The study, “The New Digital Divide,” quantifies the extent to which consumers’ use of desktop and laptop computers, tablets and smartphones influences brick-and-mortar store sales.
“Many retailers make their strategic digital decisions based on the sales contribution of their company’s e-commerce initiatives,” Jeff Simpson, director, Deloitte Consulting LLP and co-author of the study, told Progressive Grocer. "In reality, 36 percent of sales made in the store are impacted by some type of digital experience.”
Such a narrow focus on online transactions, while ignoring the contribution of other digital activities to in-store sales, can actually hurt retailers. “Mobile and online transactions represent only a sliver of total retail revenue potential,” said Kasey Lobaugh, principal, Deloitte Consulting LLP and Deloitte Digital’s chief retail innovation officer. “Retailers that narrowly focus on digital commerce – rather than the full journey that leads to a purchase – often fail to recognize how their customers shop and make decisions in the store.

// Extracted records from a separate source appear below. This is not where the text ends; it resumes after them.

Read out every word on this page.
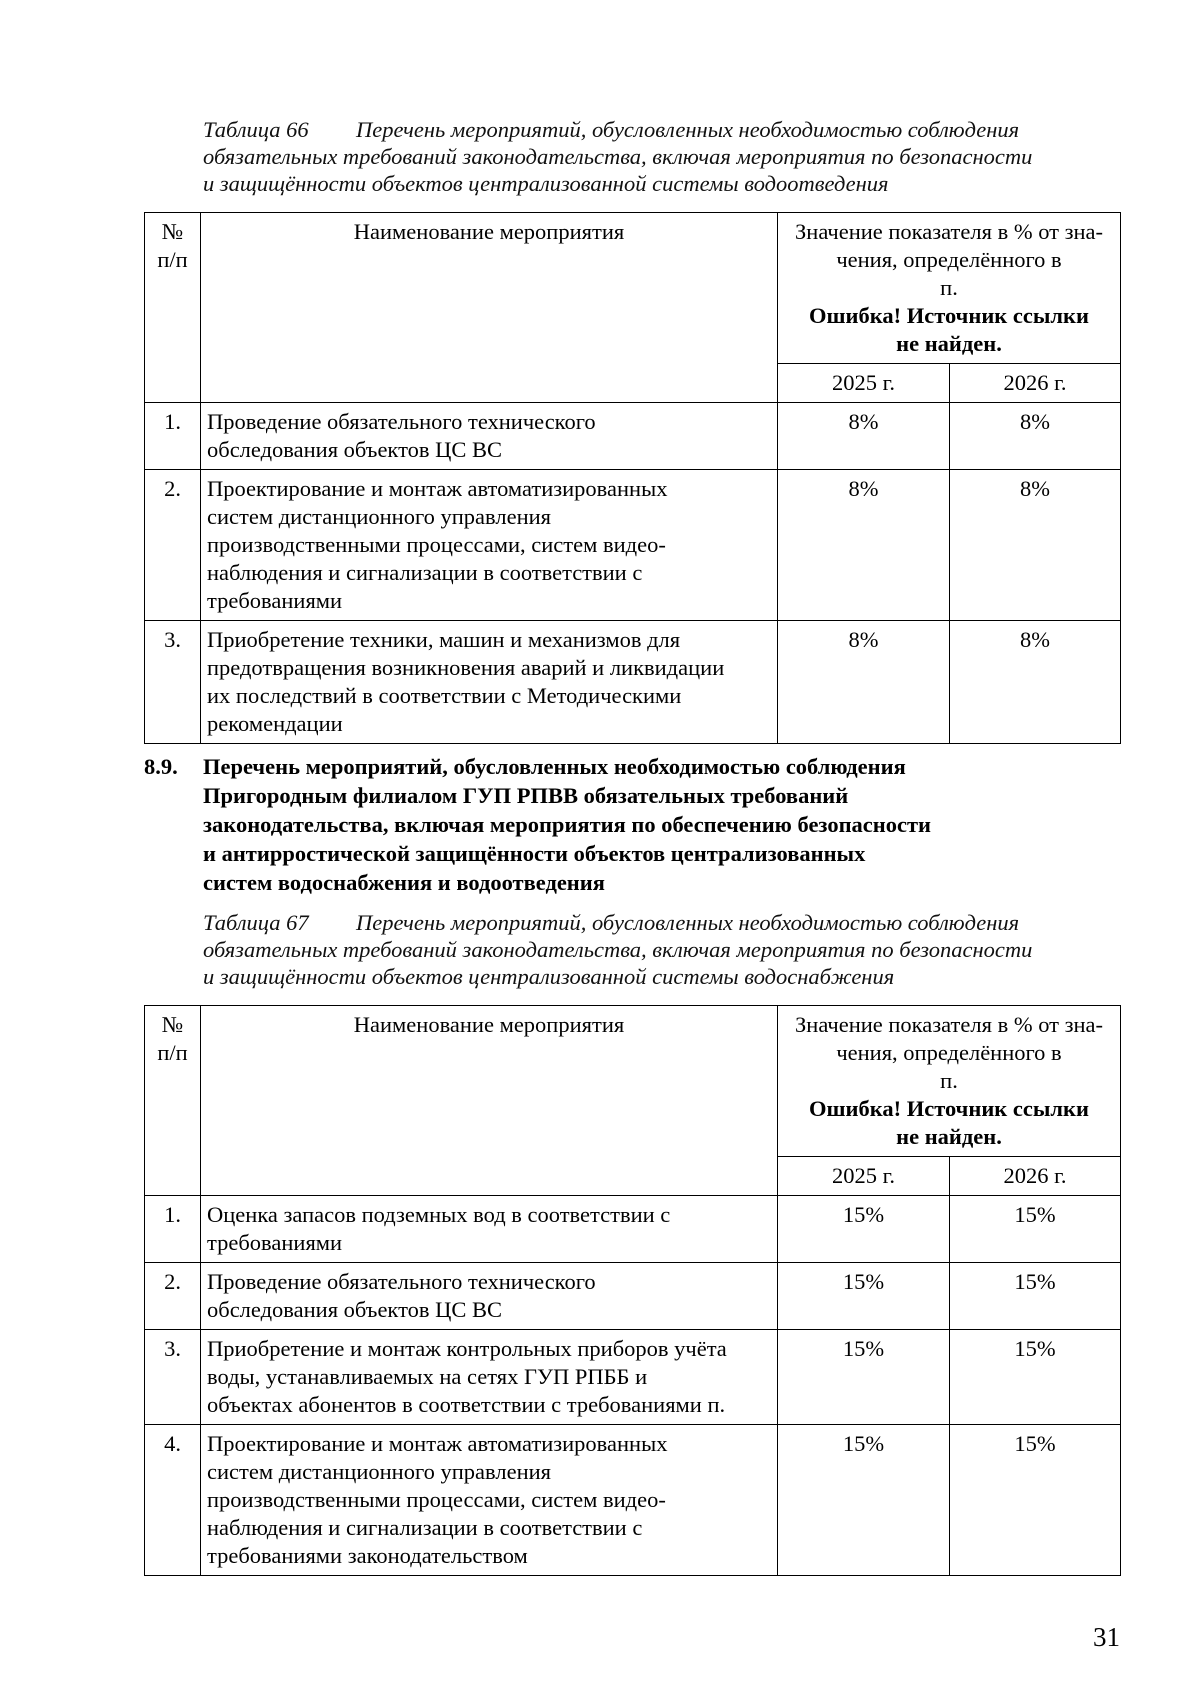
Таблица 66 Перечень мероприятий, обусловленных необходимостью соблюдения
обязательных требований законодательства, включая мероприятия по безопасности
и защищённости объектов централизованной системы водоотведения
№
п/п	Наименование мероприятия	Значение показателя в % от зна-
чения, определённого в
п.
Ошибка! Источник ссылки
не найден.	

		2025 г.	2026 г.
1.	Проведение обязательного технического
обследования объектов ЦС ВС	8%	8%
2.	Проектирование и монтаж автоматизированных
систем дистанционного управления
производственными процессами, систем видео-
наблюдения и сигнализации в соответствии с
требованиями	8%	8%
3.	Приобретение техники, машин и механизмов для
предотвращения возникновения аварий и ликвидации
их последствий в соответствии с Методическими
рекомендации	8%	8%
8.9. Перечень мероприятий, обусловленных необходимостью соблюдения
Пригородным филиалом ГУП РПВВ обязательных требований
законодательства, включая мероприятия по обеспечению безопасности
и антирростической защищённости объектов централизованных
систем водоснабжения и водоотведения
Таблица 67 Перечень мероприятий, обусловленных необходимостью соблюдения
обязательных требований законодательства, включая мероприятия по безопасности
и защищённости объектов централизованной системы водоснабжения
№
п/п	Наименование мероприятия	Значение показателя в % от зна-
чения, определённого в
п.
Ошибка! Источник ссылки
не найден.	

		2025 г.	2026 г.
1.	Оценка запасов подземных вод в соответствии с
требованиями	15%	15%
2.	Проведение обязательного технического
обследования объектов ЦС ВС	15%	15%
3.	Приобретение и монтаж контрольных приборов учёта
воды, устанавливаемых на сетях ГУП РПББ и
объектах абонентов в соответствии с требованиями п.	15%	15%
4.	Проектирование и монтаж автоматизированных
систем дистанционного управления
производственными процессами, систем видео-
наблюдения и сигнализации в соответствии с
требованиями законодательством	15%	15%
31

The result is a digital divide between what consumers do and what retailers deliver. This gap not only threatens overall revenue, but requires retailers to reset the way they measure and invest in digital efforts.”
Looking solely at smartphones, industry estimates put mobile commerce sales at roughly $40 billion today. By comparison, Deloitte Digital’s data indicates that mobile-influenced sales in the store have reached $593 billion, suggesting that smartphones’ influence on store sales has far surpassed the rate at which consumers make a purchase directly on their phones.

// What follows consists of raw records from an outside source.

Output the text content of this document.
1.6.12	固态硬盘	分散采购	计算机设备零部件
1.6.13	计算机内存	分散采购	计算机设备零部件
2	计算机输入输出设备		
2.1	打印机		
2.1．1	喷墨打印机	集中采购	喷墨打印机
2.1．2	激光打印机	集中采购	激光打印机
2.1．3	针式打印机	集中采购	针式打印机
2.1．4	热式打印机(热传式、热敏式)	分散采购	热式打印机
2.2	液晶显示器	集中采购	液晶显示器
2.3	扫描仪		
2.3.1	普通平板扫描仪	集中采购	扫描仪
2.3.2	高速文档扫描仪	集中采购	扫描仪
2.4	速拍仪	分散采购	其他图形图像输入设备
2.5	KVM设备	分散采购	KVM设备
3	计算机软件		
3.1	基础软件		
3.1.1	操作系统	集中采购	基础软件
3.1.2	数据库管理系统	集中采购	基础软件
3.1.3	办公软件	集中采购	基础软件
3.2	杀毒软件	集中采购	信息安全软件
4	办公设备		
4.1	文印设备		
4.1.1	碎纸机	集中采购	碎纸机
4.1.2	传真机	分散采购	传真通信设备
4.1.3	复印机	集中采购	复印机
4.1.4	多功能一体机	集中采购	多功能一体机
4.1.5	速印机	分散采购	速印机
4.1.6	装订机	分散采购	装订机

Digital shoppers bring higher store traffic, conversion and spending
Consumers using a device during their shopping journey convert – meaning they make a purchase - at a rate 40 percent higher than those who do not use a device. Additionally, Deloitte Digital found a dramatic impact on traffic, spending and loyalty from digital shoppers:
- 84 percent of store visitors use their devices before or during a shopping trip.
- 22 percent of consumers spend more as a result of using digital; just over half of these shoppers report spending at least 25 percent more than they had intended.
- 75 percent of respondents said product information found on social channels influenced their shopping behavior and enhanced loyalty.
“Each interaction is an opportunity for a retailer to enhance the customer experience and tell its brand story,” said Simpson. “However, retailers often measure success solely on how many widgets they sell through their web or mobile sites. For example, retailers might regard online shopping cart abandonment as a failed conversion when in reality, it may represent a customer who started their wish list in the online basket, but chose to purchase the items in the store. In that case, digital engagement may have led to a sale in the physical store. This impact is much higher when measured holistically across the organization and regardless of channels, rather than force-fitted to a single point of purchase.”
Eight in 10 shoppers prefer DIY; specialty stores most digitally-influenced
Currently, more than 90 percent of retail sales occur in brick-and-mortar stores, but the surging digital influence calls upon retailers to redefine marketing, the store associate’s role and in-store technology, the report found.
Consumers largely prefer to navigate the aisles and the checkout without a store associate’s help. Eighty percent of the respondents in Deloitte Digital’s study said they prefer to obtain product information on their own device or from an in-store device like a kiosk, rather than ask a sales associate.
However, digital interactions are not “one-size-fits-all,” and vary significantly by store category, with the highest influence occurring in specialty stores. At the top is the electronics/appliances category, where devices influence 58 percent of store sales, followed by furniture (56 percent) and sporting goods (50 percent); the impact falls lower in categories like health/personal care/drug (35 percent), grocery (29 percent) and general merchandise/department/warehouse club (23 percent).